French bonds slid with Irish and Belgian securities. They’re retreating after bets the central bank will cut interest rates and pursue additional measures on June 5 pushed yields on government debt across the region to a record-low last week, based on Bank of America Merrill Lynch indexes. A measure of German inflation expectations was five basis points from the lowest in two years as data today showed euro-area consumer-price gains slowed more than economists forecast in May.
“What we’re seeing is a reflection that expectations for Thursday’s meeting are quite high and the market is already pricing in some room for disappointment,” said Michael Leister, a senior fixed-income strategist at Commerzbank AG in London. “The rate side of things is pretty clear but there is a decent amount of uncertainty about what will come on top of that. There’s probably some sobering up going on now.”
The yield on benchmark German 10-year bunds increased four basis points, or 0.04 percentage point, to 1.41 percent at 4:28 p.m. London time. The rate had risen three basis points in the previous three days. The 1.5 percent security due in May 2024 fell 0.365, or 3.65 euros per 1,000-euro ($1,363) face amount, to 100.84.
A surge in euro-area sovereign bonds generated returns of more than 6 percent this year, according to Bloomberg World Bond Indexes. The gains helped Greece, the best performer, to sell bonds in April for the first time since 2010 and pushed borrowing costs to record lows from Ireland to Italy. While the rally began with investors moving back into markets they shunned during the region’s four-year debt crisis, it extended on bets the ECB will take more steps to lower interest rates.
ECB President Mario Draghi said in Portugal last week that policy makers need to be “particularly watchful” of low inflation. All but two of 60 economists surveyed by Bloomberg forecast policy makers will cut the benchmark rate from a record-low 0.25 percent on Thursday. The ECB will also lower its deposit rate below zero, according to most analysts in a separate survey.
Euro-region inflation fell to 0.5 percent from 0.7 percent in April, the European Union’s statistics office in Luxembourg said. The median forecast in a Bloomberg News survey of economists was for a decline to 0.6 percent.

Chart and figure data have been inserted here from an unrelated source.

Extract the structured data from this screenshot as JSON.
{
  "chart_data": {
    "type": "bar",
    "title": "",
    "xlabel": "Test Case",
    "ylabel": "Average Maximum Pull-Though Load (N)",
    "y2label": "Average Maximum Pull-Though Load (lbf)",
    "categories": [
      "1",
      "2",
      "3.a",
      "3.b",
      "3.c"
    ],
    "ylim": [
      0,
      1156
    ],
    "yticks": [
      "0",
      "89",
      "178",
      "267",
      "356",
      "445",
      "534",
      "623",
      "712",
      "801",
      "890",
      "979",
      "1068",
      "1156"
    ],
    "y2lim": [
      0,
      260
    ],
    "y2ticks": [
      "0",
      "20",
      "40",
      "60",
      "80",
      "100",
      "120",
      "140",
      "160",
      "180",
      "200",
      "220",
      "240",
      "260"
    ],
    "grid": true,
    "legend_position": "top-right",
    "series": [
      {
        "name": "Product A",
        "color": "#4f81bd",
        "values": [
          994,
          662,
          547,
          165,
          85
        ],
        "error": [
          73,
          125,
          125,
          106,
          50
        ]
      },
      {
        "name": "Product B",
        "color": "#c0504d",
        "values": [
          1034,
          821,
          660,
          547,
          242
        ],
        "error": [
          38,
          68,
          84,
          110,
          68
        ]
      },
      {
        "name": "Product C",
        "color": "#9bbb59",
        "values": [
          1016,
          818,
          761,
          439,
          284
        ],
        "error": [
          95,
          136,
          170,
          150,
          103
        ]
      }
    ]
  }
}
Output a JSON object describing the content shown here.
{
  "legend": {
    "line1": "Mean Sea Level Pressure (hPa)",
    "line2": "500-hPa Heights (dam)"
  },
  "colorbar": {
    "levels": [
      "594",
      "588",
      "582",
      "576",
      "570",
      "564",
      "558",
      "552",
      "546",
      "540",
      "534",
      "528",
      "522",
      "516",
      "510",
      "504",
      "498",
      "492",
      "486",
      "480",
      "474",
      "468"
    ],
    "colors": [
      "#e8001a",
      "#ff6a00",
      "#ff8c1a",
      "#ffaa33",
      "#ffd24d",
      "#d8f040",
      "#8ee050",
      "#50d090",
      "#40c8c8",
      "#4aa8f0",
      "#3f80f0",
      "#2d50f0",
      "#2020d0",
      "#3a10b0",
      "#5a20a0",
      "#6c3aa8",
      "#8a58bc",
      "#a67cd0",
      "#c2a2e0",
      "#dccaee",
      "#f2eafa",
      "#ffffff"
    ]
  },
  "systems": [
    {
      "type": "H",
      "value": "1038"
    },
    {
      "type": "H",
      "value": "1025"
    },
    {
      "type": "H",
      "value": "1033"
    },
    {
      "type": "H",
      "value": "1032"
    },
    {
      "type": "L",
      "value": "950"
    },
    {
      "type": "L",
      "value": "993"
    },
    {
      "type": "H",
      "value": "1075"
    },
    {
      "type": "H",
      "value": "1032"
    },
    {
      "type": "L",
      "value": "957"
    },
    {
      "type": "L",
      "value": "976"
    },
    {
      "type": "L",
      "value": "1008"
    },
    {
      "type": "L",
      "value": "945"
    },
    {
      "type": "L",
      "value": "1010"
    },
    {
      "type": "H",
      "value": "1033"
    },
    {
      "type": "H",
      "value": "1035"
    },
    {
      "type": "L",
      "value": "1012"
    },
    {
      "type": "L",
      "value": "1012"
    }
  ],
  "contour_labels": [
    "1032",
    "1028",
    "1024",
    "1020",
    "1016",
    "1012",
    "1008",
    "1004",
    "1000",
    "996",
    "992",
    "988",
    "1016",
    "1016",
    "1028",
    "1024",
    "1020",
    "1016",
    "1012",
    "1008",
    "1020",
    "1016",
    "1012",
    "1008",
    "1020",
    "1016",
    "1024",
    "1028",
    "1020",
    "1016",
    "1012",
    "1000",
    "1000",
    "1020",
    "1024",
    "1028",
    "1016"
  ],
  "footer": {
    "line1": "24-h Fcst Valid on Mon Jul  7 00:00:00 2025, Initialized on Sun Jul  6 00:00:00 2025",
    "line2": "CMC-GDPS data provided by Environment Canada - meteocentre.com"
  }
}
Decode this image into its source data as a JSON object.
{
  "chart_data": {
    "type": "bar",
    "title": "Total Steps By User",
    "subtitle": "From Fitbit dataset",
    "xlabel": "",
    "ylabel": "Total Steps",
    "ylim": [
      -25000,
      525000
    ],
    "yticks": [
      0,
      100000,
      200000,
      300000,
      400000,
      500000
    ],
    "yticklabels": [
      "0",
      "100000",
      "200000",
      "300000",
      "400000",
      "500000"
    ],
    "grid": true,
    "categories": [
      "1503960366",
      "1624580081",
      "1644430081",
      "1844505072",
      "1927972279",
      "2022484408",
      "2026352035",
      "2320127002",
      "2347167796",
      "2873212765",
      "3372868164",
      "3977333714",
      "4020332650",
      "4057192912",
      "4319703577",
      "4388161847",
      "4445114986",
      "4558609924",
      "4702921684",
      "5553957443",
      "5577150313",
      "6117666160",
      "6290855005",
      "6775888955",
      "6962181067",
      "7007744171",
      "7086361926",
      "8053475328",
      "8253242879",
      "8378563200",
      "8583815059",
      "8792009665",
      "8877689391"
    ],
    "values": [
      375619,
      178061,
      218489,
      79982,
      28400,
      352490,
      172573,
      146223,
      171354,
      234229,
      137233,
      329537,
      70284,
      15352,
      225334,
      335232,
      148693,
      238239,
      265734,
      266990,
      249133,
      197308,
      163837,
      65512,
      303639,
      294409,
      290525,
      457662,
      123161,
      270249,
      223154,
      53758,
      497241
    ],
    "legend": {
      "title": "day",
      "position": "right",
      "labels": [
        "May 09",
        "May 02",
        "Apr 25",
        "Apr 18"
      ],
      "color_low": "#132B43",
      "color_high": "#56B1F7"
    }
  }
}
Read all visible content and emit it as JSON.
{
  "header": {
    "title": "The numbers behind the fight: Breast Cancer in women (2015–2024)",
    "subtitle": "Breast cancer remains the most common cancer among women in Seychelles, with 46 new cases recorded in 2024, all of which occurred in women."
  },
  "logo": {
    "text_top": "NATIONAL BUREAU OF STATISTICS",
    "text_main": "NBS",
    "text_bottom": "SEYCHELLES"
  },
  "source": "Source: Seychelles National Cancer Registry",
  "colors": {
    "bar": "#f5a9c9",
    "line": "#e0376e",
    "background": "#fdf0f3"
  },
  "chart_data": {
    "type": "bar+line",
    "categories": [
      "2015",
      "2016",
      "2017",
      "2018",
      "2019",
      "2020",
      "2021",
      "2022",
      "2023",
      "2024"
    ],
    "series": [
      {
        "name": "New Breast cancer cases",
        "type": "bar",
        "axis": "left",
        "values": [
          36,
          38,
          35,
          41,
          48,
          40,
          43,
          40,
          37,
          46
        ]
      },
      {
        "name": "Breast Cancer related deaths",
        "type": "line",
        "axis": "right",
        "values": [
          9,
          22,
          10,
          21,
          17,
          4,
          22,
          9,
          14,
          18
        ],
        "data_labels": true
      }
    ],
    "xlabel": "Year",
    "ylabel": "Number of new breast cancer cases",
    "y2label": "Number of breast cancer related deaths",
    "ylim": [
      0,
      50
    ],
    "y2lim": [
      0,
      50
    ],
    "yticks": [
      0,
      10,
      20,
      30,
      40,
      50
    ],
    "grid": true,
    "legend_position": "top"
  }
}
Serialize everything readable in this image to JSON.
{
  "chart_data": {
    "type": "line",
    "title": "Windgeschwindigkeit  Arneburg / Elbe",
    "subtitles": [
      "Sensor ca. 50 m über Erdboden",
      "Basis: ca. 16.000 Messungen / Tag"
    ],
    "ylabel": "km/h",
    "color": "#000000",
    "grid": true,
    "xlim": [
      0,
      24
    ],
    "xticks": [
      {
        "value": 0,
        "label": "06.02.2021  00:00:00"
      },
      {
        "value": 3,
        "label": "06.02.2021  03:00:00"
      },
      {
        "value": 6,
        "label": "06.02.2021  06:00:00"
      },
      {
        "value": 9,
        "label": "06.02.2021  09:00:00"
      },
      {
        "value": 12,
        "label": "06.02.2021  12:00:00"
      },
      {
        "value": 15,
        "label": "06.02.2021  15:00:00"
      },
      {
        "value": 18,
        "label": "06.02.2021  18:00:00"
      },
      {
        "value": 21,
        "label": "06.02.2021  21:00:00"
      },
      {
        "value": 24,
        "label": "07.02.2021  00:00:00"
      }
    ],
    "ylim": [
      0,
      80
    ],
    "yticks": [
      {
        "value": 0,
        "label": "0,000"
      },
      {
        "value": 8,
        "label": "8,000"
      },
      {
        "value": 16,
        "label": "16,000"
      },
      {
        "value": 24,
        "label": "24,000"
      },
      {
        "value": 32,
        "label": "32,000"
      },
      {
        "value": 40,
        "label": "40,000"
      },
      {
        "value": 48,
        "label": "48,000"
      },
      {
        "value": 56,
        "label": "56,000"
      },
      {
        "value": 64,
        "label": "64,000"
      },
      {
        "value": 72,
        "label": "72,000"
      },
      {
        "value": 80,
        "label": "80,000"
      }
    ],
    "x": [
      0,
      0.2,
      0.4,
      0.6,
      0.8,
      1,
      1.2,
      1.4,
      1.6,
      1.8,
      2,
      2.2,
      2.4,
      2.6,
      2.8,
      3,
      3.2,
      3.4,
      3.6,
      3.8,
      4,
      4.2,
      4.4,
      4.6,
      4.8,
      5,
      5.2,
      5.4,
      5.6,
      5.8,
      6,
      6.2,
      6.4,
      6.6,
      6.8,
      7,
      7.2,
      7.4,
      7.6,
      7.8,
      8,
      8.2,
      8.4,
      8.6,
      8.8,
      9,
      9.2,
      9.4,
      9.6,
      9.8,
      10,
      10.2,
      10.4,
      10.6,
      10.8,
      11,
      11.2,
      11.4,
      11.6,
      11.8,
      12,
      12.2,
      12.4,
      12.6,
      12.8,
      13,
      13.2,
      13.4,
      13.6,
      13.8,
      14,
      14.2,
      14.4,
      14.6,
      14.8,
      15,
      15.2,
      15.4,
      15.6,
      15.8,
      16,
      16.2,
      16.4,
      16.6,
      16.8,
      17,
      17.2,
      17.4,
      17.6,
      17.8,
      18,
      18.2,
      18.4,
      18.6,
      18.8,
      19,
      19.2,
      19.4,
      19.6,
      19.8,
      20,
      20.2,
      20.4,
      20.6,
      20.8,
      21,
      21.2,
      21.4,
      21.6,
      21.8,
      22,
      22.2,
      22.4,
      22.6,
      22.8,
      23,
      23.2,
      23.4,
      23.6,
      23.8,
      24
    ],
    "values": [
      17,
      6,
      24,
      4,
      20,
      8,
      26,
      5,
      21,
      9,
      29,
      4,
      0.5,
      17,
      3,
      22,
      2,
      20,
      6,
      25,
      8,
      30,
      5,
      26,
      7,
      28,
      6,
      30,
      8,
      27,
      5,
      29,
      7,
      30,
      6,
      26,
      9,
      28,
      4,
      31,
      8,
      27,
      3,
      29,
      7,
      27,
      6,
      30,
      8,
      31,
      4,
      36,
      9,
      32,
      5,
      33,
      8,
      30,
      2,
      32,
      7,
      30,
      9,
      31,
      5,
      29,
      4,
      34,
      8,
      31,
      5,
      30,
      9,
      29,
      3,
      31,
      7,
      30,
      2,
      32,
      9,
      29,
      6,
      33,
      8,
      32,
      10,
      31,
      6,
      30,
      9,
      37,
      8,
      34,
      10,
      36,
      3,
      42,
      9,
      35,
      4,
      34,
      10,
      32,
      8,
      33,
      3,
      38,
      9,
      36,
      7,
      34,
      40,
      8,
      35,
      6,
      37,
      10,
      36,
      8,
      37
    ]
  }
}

The rate has been less than half the ECB’s target for eight months.
“The ECB’s low-inflation fears are likely to be raised by today’s CPI data,” Steve Barrow, the head of Group-of-10 research at Standard Bank Plc in London, wrote in an investor report before the consumer-price index was released. “Bond yields in the euro zone have much further to fall even if some countries have already started to see record-low yields.”
Barrow predicts the 10-year German rate will drop below its 1.127 percent record low and reach 1 percent, with “yields in other countries in the region falling in tandem.”
The rate on 10-year Irish bonds rose two basis points to 2.60 percent, while the yield on similar-maturity French bonds climbed four basis points to 1.81 percent.
Belgium’s 10-year rate increased four basis points to 1.94 percent, while Spain’s 10-year yield was little changed at 2.85 percent after earlier dropping as much as four basis points.
Germany’s 10-year break-even rate, a measure of inflation expectations derived from the difference in yield between conventional and index-linked securities was at 1.35 percentage points. The rate fell to 1.30 percentage points in February, the lowest since May 2012, based on closing prices.
The average yield to maturity on euro-area bonds fell to 1.4271 percent on May 28, and was at 1.4497 percent yesterday, according to the Bank of America Merrill Lynch Euro Government Index.
German securities gained 4.1 percent this year through yesterday, according to the Bloomberg World Bond Indexes. Spanish bonds returned 8.3 percent and Italy’s earned 7.5 percent.